Le Premier ministre haïtien s’est rendu au Kenya dans le but de sauver un plan visant à déployer 1 000 policiers kényans en Haïti pour lutter contre la violence des gangs.
Des accords internationaux complexes remis en question
En octobre, le Kenya avait accepté de déployer des forces de police internationales mandatées par l’ONU en Haïti. Cependant, en janvier, la Haute Cour kényane a jugé ce plan inconstitutionnel en raison du manque d' »accords réciproques » entre les deux pays. Malgré cette décision, le Premier ministre haïtien, Ariel Henry, s’est rendu au Kenya pour finaliser les modalités de déploiement avec le président William Ruto. Cette initiative vise à envoyer 1 000 policiers kényans en Haïti pour renforcer la sécurité dans le pays en proie à une montée de la violence liée aux gangs.
Un défi juridique et politique à surmonter
La rencontre entre les deux dirigeants a souligné l’engagement du Kenya envers le peuple haïtien, offrant son expertise policière pour la mission multinationale. Cependant, des figures de l’opposition, telles qu’Ekuru Aukot, contestent la légitimité du Premier ministre haïtien à signer des accords de cette envergure, notamment en raison de problèmes de sécurité nationale au Kenya.
Depuis son investiture en tant que Premier ministre par intérim, Ariel Henry s’est engagé à organiser des élections en Haïti, mais la violence des gangs entrave ces efforts. Malgré des pressions internationales pour des élections générales d’ici mi-2025, certains acteurs restent sceptiques quant à la capacité du gouvernement haïtien à garantir un processus électoral transparent.
Des enjeux sécuritaires et politiques majeurs
Outre les défis politiques, tant Haïti que le Kenya sont confrontés à des problèmes de sécurité interne. Au Kenya, le groupe extrémiste al-Shabab représente une menace constante, menant des attaques en représailles aux opérations kényanes en Somalie. De plus, la police kényane est critiquée pour ses violations des droits de l’homme, donnant lieu à des préoccupations sur le déploiement de ses forces à l’étranger.

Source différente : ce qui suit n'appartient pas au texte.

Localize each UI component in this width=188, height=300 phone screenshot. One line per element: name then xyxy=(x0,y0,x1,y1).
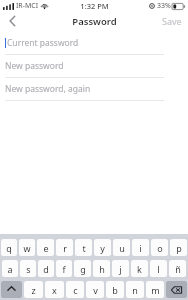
button[interactable]: j xyxy=(112,260,129,277)
staticText: IR-MCI xyxy=(16,1,39,11)
button[interactable]: h xyxy=(93,260,110,277)
staticText: ñ xyxy=(175,263,181,275)
staticText: e xyxy=(43,242,49,254)
staticText: Password xyxy=(72,15,117,28)
button[interactable]: u xyxy=(113,239,130,256)
staticText: n xyxy=(132,284,138,296)
button[interactable]: s xyxy=(20,260,36,277)
button[interactable]: g xyxy=(74,260,91,277)
button[interactable]: Shift xyxy=(1,281,22,298)
staticText: Save xyxy=(162,15,182,27)
button[interactable]: q xyxy=(1,239,17,256)
button[interactable]: Save xyxy=(162,15,182,27)
button[interactable]: y xyxy=(94,239,111,256)
staticText: s xyxy=(26,263,31,275)
staticText: o xyxy=(157,242,163,254)
button[interactable]: d xyxy=(38,260,54,277)
button[interactable]: f xyxy=(56,260,72,277)
staticText: 33% xyxy=(157,1,171,11)
staticText: New password, again xyxy=(5,83,91,95)
staticText: 1:32 PM xyxy=(80,1,109,11)
button[interactable]: m xyxy=(146,281,164,298)
staticText: h xyxy=(99,263,105,275)
button[interactable]: r xyxy=(56,239,73,256)
staticText: a xyxy=(7,263,13,275)
staticText: p xyxy=(176,242,182,254)
staticText: i xyxy=(139,242,142,254)
staticText: m xyxy=(151,284,160,296)
staticText: d xyxy=(43,263,49,275)
button[interactable]: l xyxy=(150,260,167,277)
button[interactable]: c xyxy=(66,281,84,298)
button[interactable]: z xyxy=(24,281,43,298)
staticText: y xyxy=(100,242,105,254)
button[interactable]: New password, again xyxy=(0,78,188,101)
button[interactable]: o xyxy=(151,239,168,256)
button[interactable]: t xyxy=(75,239,92,256)
button[interactable]: e xyxy=(37,239,54,256)
button[interactable]: x xyxy=(45,281,64,298)
staticText: k xyxy=(137,263,142,275)
button[interactable]: a xyxy=(2,260,18,277)
staticText: c xyxy=(73,284,78,296)
staticText: z xyxy=(31,284,36,296)
staticText: w xyxy=(23,242,31,254)
button[interactable]: i xyxy=(132,239,149,256)
button[interactable]: n xyxy=(126,281,144,298)
staticText: v xyxy=(93,284,98,296)
button[interactable]: Back xyxy=(0,12,24,30)
button[interactable]: Delete xyxy=(166,281,187,298)
staticText: r xyxy=(63,242,67,254)
staticText: g xyxy=(80,263,86,275)
button[interactable]: b xyxy=(106,281,124,298)
button[interactable]: v xyxy=(86,281,104,298)
staticText: l xyxy=(157,263,160,275)
staticText: x xyxy=(52,284,57,296)
staticText: t xyxy=(82,242,86,254)
button[interactable]: k xyxy=(131,260,148,277)
button[interactable]: ñ xyxy=(169,260,186,277)
staticText: f xyxy=(62,263,66,275)
staticText: j xyxy=(119,263,122,275)
staticText: u xyxy=(119,242,125,254)
staticText: New password xyxy=(5,60,64,72)
button[interactable]: w xyxy=(19,239,35,256)
button[interactable]: New password xyxy=(0,55,188,78)
button[interactable]: p xyxy=(170,239,187,256)
staticText: Current password xyxy=(7,37,79,49)
staticText: b xyxy=(112,284,118,296)
button[interactable]: Current password xyxy=(0,32,188,55)
staticText: q xyxy=(6,242,12,254)
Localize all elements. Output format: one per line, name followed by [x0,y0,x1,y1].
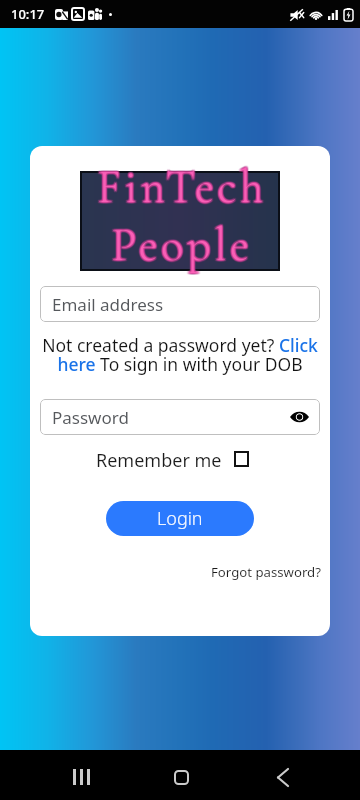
button[interactable]: Forgot password? [207,559,325,585]
staticText: People [109,217,251,274]
staticText: FinTech [95,159,265,216]
button[interactable]: Recent apps [61,757,101,797]
staticText: People [112,218,254,275]
staticText: FinTech [97,159,267,216]
staticText: FinTech [98,160,268,217]
button[interactable]: Login [106,501,254,536]
staticText: FinTech [96,160,266,217]
staticText: FinTech [98,157,268,214]
staticText: People [113,218,255,275]
staticText: FinTech [97,158,267,215]
staticText: People [111,217,253,274]
staticText: Password [52,406,129,429]
staticText: People [109,218,251,275]
button[interactable]: Remember me [92,442,253,475]
staticText: People [110,219,252,276]
staticText: People [111,218,253,275]
staticText: People [110,215,252,272]
staticText: FinTech [97,160,267,217]
staticText: People [111,218,253,275]
staticText: FinTech [96,159,266,216]
staticText: People [110,216,252,273]
staticText: Forgot password? [211,563,321,581]
staticText: FinTech [96,159,266,216]
staticText: FinTech [96,160,266,217]
staticText: People [110,216,252,273]
button[interactable]: Home [161,757,201,797]
staticText: FinTech [96,161,266,218]
staticText: Remember me [96,448,222,473]
staticText: Not created a password yet? Click here T… [41,333,319,376]
staticText: FinTech [97,157,267,214]
staticText: People [112,217,254,274]
staticText: People [112,216,254,273]
staticText: People [111,219,253,276]
staticText: People [110,217,252,274]
staticText: People [110,218,252,275]
staticText: 10:17 [11,5,45,23]
staticText: People [112,217,254,274]
staticText: People [112,219,254,276]
staticText: FinTech [97,160,267,217]
staticText: FinTech [99,159,269,216]
staticText: FinTech [98,158,268,215]
staticText: Email address [52,293,164,316]
button[interactable]: Back [263,757,303,797]
staticText: People [112,218,254,275]
staticText: FinTech [96,158,266,215]
button[interactable]: Email address [40,286,320,322]
staticText: People [113,216,255,273]
staticText: People [111,216,253,273]
staticText: People [112,215,254,272]
staticText: FinTech [98,159,268,216]
staticText: FinTech [98,161,268,218]
staticText: FinTech [99,160,269,217]
staticText: People [111,216,253,273]
staticText: People [113,217,255,274]
staticText: FinTech [96,158,266,215]
staticText: People [112,216,254,273]
staticText: FinTech [99,158,269,215]
staticText: People [111,215,253,272]
button[interactable]: Show password [286,404,312,430]
staticText: FinTech [95,158,265,215]
staticText: FinTech [97,161,267,218]
staticText: FinTech [96,157,266,214]
staticText: People [110,217,252,274]
staticText: Login [157,506,203,531]
staticText: FinTech [95,160,265,217]
button[interactable]: Password [40,399,320,435]
staticText: FinTech [97,158,267,215]
staticText: FinTech [98,159,268,216]
staticText: People [109,216,251,273]
staticText: FinTech [98,158,268,215]
staticText: FinTech [98,160,268,217]
staticText: People [110,218,252,275]
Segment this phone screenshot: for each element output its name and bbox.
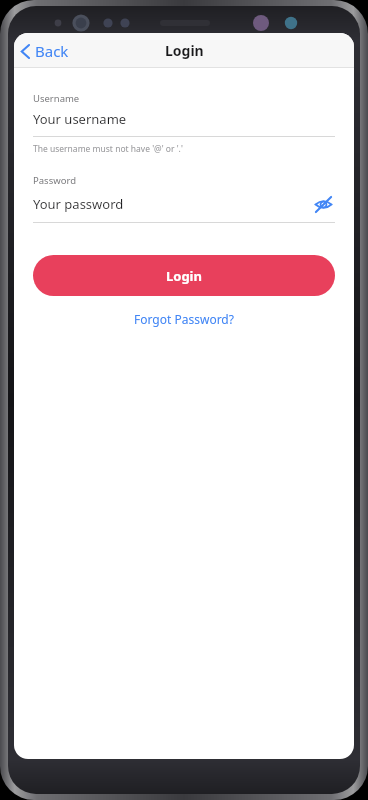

En Haïti, l’assassinat du président Moïse a plongé le pays dans une instabilité politique croissante, favorisant la montée en puissance des gangs. Les statistiques alarmantes font état de plus de 8 400 personnes tuées, blessées ou enlevées en 2023, dépassant de loin les chiffres de l’année précédente. Cette situation a conduit à une prise de contrôle des gangs sur une grande partie de la capitale, Port-au-Prince, accentuant la crise sécuritaire dans le pays.
Face à ces enjeux sécuritaires et politiques majeurs, la coopération entre le Kenya et Haïti pour le déploiement de policiers kényans en Haïti soulève des questions cruciales sur la légitimité, la faisabilité et les implications de telles actions internationales, alors que les deux nations cherchent des solutions à leurs défis internes et externes.